I’ve always been keenly aware of my gender and the consequences it carries: I know that white women earn 80 percent of what men in the same position make (with women of color earning even less) and need to work harder and longer to receive promotions, and I know that one in three women experience physical abuse. However, coexisting comfortably alongside this understanding of global women’s issues is the awareness that I myself exist in a privileged bubble away from these things. It is a bubble where I cannot directly relate to those who are paid 80 cents on the dollar or those who have faced sexual harassment or assault, for I myself have not encountered those experiences — although I know it’s not outside the realm of possibility of what I may someday face. Thus, I’ve often felt at a loss for how I fit into the feminist movement; most of the gender discrimination I encounter has been small but nonetheless present. I want to focus on the more insidious aspects of sexism that persist in the classroom, which are overlooked but become internalized and can act as stepping stones for these larger, more harmful acts of misogyny and are indicative of broader misogyny embedded into our cultural norms.

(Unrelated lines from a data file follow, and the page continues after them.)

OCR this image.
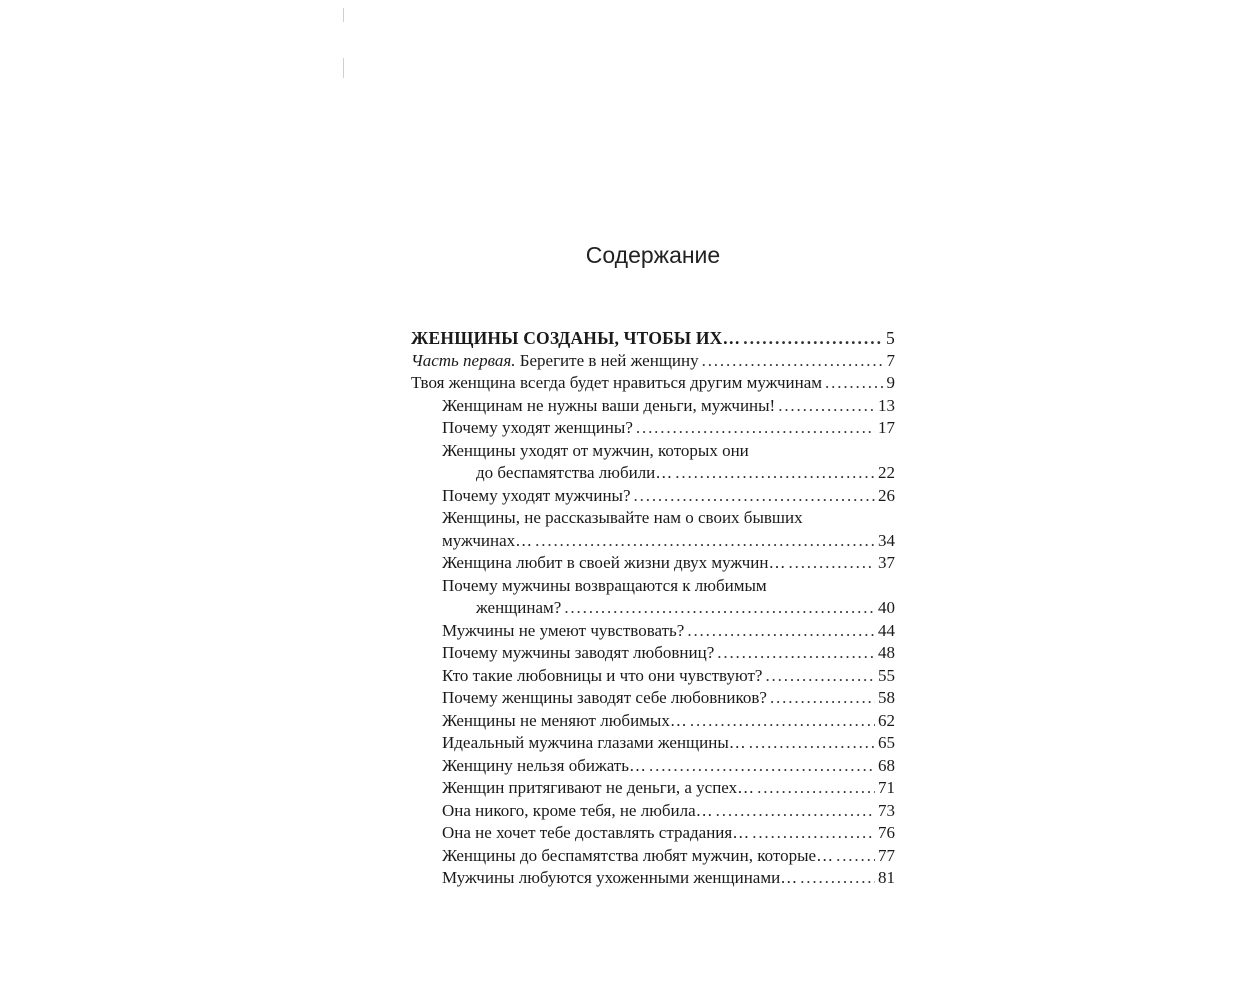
Содержание
ЖЕНЩИНЫ СОЗДАНЫ, ЧТОБЫ ИХ… . . .	5
Часть первая. Берегите в ней женщину . . .	7
Твоя женщина всегда будет нравиться другим мужчинам . . .	9
Женщинам не нужны ваши деньги, мужчины! . . .	13
Почему уходят женщины? . . .	17
Женщины уходят от мужчин, которых они
до беспамятства любили… . . .	22
Почему уходят мужчины? . . .	26
Женщины, не рассказывайте нам о своих бывших
мужчинах… . . .	34
Женщина любит в своей жизни двух мужчин… . . .	37
Почему мужчины возвращаются к любимым
женщинам? . . .	40
Мужчины не умеют чувствовать? . . .	44
Почему мужчины заводят любовниц? . . .	48
Кто такие любовницы и что они чувствуют? . . .	55
Почему женщины заводят себе любовников? . . .	58
Женщины не меняют любимых… . . .	62
Идеальный мужчина глазами женщины… . . .	65
Женщину нельзя обижать… . . .	68
Женщин притягивают не деньги, а успех… . . .	71
Она никого, кроме тебя, не любила… . . .	73
Она не хочет тебе доставлять страдания… . . .	76
Женщины до беспамятства любят мужчин, которые… . . .	77
Мужчины любуются ухоженными женщинами… . . .	81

I realized that the entry point for me to recognize how feminist issues impact me was right in front of me: in the classroom. One specific instance on International Women’s Day precipitated my thinking of how gender plays out in education. In a group for my environmental studies course, we were discussing an environmental policy and preparing to give an informal presentation to the class. I posed question after question to my group as a way of preparing ourselves for teaching the nuances of the policy to the class. Rather than build on my comments, though, one group member gave a curt response, in a tone that suggested I didn’t know anything I was talking about. My initial reaction to this, besides embarrassment (maybe I actually don’t know what I’m talking about?), was to stop asking questions; I internalized the feeling of my own inadequacy. I realized later that this reaction was one common for so many women and girls in classrooms everywhere: often, when male students dominate the conversation, female students withdraw, rather than contribute, their voice. This creates a vicious cycle. As I watched in my class, this condescending classmate would always turn to another male group member for confirmation of his facts, never to me, the sole female of the group, which undermined my confidence in my knowledge. Instead of speaking up, I took a backseat in the conversation, worried that I would make myself look like I didn’t know what I was saying again.
This was the wrong thing to do, but it is the all-too-common thing to do. Women are far less likely than men to speak up in class, even if they are just as likely to know the correct answer. This makes conversations in male-dominated classes, like the one I was in, even more likely to center on male voices. It is this internal hesitance to speak up that paints the false picture of female students as less knowledgeable or intelligent than their male peers. As women don’t speak up, their peers are less likely to look to them for answers or more likely to overlook them in discussion, confirming the feeling that women’s voices are less valued in the discussion. Even teachers are more likely to call on male students, a study by a teacher-in-training at Florida State University found.
This is how we enter a vicious cycle that keeps women’s voices out of the classroom, even as more women are in college classrooms. However, while data may capture overall college gender totals, they do not grasp the divides within specific classes and fields. In my experience, all of my classes have had one gender as a distinct majority. The result is a strange skew that makes it so that my environmental studies discussion section has 17 men and eight women while my English class has 19 women and only four men.
This trend of distinct gender divides extends beyond what I have anecdotally observed. Amherst’s Curriculum Committee conducted a report outlining gender and race demographics within the class of 2017’s major. Nearly each major revealed one gender was a clear majority (i.e. almost every field was noticeably more male or female dominated). It is important to note that at Amherst, overall, humanities majors were 56.3 percent female and 43.7 percent male while science and math classes were 43.9 percent female and 56.1 percent male — subtle but clear gender divide. We must keep these statistics in mind with the consideration that Amherst does have a 50/50 gender split overall. We must also consider the danger of imbalance in either direction (it is just as harmful to have only females in SWAGS classes as it is to have males dominating economics), for it perpetuates gender biases in different disciplines.
This is a strange phenomenon to observe, especially when there is no evidence to suggest that males are innately more equipped for STEM fields. The answer stems, then, from this attitude trend alive in the classroom, of males dominating conversations and pushing women out.
In its report “How Schools Shortchange Girls,” the American Association of University Women Educational Foundation found that “girls are systematically discouraged from courses of study essential to their future employability and economic well-being . . . Girls are being steered away from the very courses required for their productive participation in the future of America, and we as a nation are losing more than one-half of our human potential.”
These words were a potent reminder to me that these tiny irritations I encountered were not just bothersome to me, but were harmful to women as a group, and dangerous to the nation; they remain as a reminder that these small, quotidian encounters add up to an issue larger than each of us. At the same time, it is an issue whose solution begins with each of us, with an act as simple as raising your hand or knowing when to put yours down.